As tempting as it is to pack the day full of fun outings, remember that many ASD children need down time. Putting too much into a day can lead to a meltdown later. Breaking the day into two parts, with a rest time in between, helps. Even on overnight trips, it’s important to factor in this decompression time, and sitting in the car doesn’t always count. A quiet place and a snack will, most times, reset the body and mind, allowing your child to move forward to the next adventure.
My son loves cars. One summer, we made a plan to visit as many car shows as we could. It was inexpensive and always an adventure to see new car styles and their owners. Make a point to connect with your child’s passion (usually we have one to work with) and make plans. A passion for trains could lead to a weekly visit to different train stations in the area. A love of art could lead to galleries. An interest in animals might take you to farms or rescue centers. You can connect this with your library outings, searching for books on the topic to learn more.
One year my son and I decided to visit every known park within a 10 mile radius. We checked each one out and then rated them on how much fun they were. The next year we did a tour of water parks and pools in the area. Creating tours can fill up slow days or add something to the end of a day. Forest preserves, arcades, ice cream shops, and pet stores are all great ideas. Add a rating system or scavenger hunt to keep it interesting.
As we already know, one of the biggest struggles our ASD children face is making friends. Summer is the perfect time to make new friends and build on old friendships. Create a social day for the summer. Maybe take a friend on one of your outings or invite him over for lunch and a movie. Anything to keep those connections open or to develop new ones. Stay away from competitive ideas like games, and center around ideas that will keep everyone relaxed. Encourage communication and direct the focus on things that the children have in common.
With the pressures of school fading away, now is the time to focus on ideas such as empathy and independence. Getting involved in a charity is the perfect way to help your ASD child get in touch with that softer side. Keep it connected with their interests. Animal lovers can collect newspapers for local rescue centers. Gather food or clothing for donation.
When we began our charity work, it was difficult to get my son involved. Start slow. Research the charity online and print out pictures. Put aside 15 minutes at a time to work on the project. The end result can be a visit to the charity to show your child how his time helped others.
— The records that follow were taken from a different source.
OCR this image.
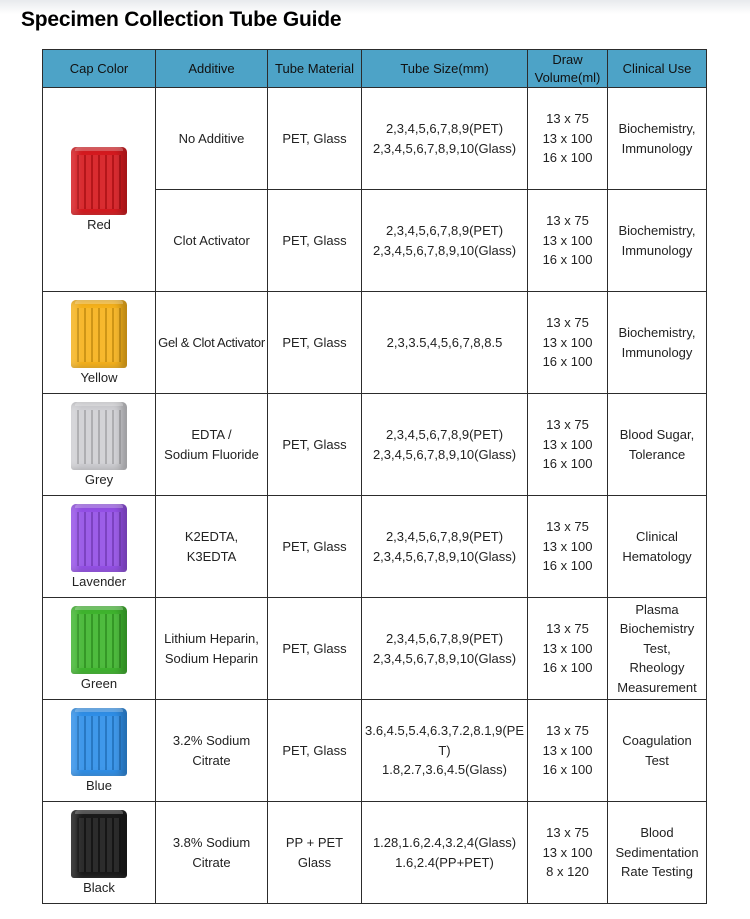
Specimen Collection Tube Guide
Cap Color	Additive	Tube Material	Tube Size(mm)	Draw Volume(ml)	Clinical Use

Red	No Additive	PET, Glass	2,3,4,5,6,7,8,9(PET)
2,3,4,5,6,7,8,9,10(Glass)	13 x 75
13 x 100
16 x 100	Biochemistry,
Immunology
	Clot Activator	PET, Glass	2,3,4,5,6,7,8,9(PET)
2,3,4,5,6,7,8,9,10(Glass)	13 x 75
13 x 100
16 x 100	Biochemistry,
Immunology

Yellow	Gel & Clot Activator	PET, Glass	2,3,3.5,4,5,6,7,8,8.5	13 x 75
13 x 100
16 x 100	Biochemistry,
Immunology

Grey	EDTA /
Sodium Fluoride	PET, Glass	2,3,4,5,6,7,8,9(PET)
2,3,4,5,6,7,8,9,10(Glass)	13 x 75
13 x 100
16 x 100	Blood Sugar,
Tolerance

Lavender	K2EDTA,
K3EDTA	PET, Glass	2,3,4,5,6,7,8,9(PET)
2,3,4,5,6,7,8,9,10(Glass)	13 x 75
13 x 100
16 x 100	Clinical
Hematology

Green	Lithium Heparin,
Sodium Heparin	PET, Glass	2,3,4,5,6,7,8,9(PET)
2,3,4,5,6,7,8,9,10(Glass)	13 x 75
13 x 100
16 x 100	Plasma
Biochemistry
Test,
Rheology
Measurement

Blue	3.2% Sodium
Citrate	PET, Glass	3.6,4.5,5.4,6.3,7.2,8.1,9(PE
T)
1.8,2.7,3.6,4.5(Glass)	13 x 75
13 x 100
16 x 100	Coagulation
Test

Black	3.8% Sodium
Citrate	PP + PET
Glass	1.28,1.6,2.4,3.2,4(Glass)
1.6,2.4(PP+PET)	13 x 75
13 x 100
8 x 120	Blood
Sedimentation
Rate Testing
It’s important to keep up with some continued school work. As the summer comes to an end, probably quicker than you anticipate, the transition back into school will be easier if there is just a hint of school work thrown into the summer. Not right away and not too much, but a little math or a small writing assignment will keep their minds ready to begin again in the fall.
I’m a strong believer that summer vacation should be a time of fun and regrouping. Our children work hard during the school year and they need a break both physically and emotionally. Even though summer should be fun, ASD kids have a difficult time transitioning into the break. Keeping a schedule, making it simple, and listening to your child’s input will help ensure a summer of fun and will minimize the stress and anxiety of the unknown. Start slow, plan your bucket list, don’t forget the sensory breaks, and have a fun-filled summer!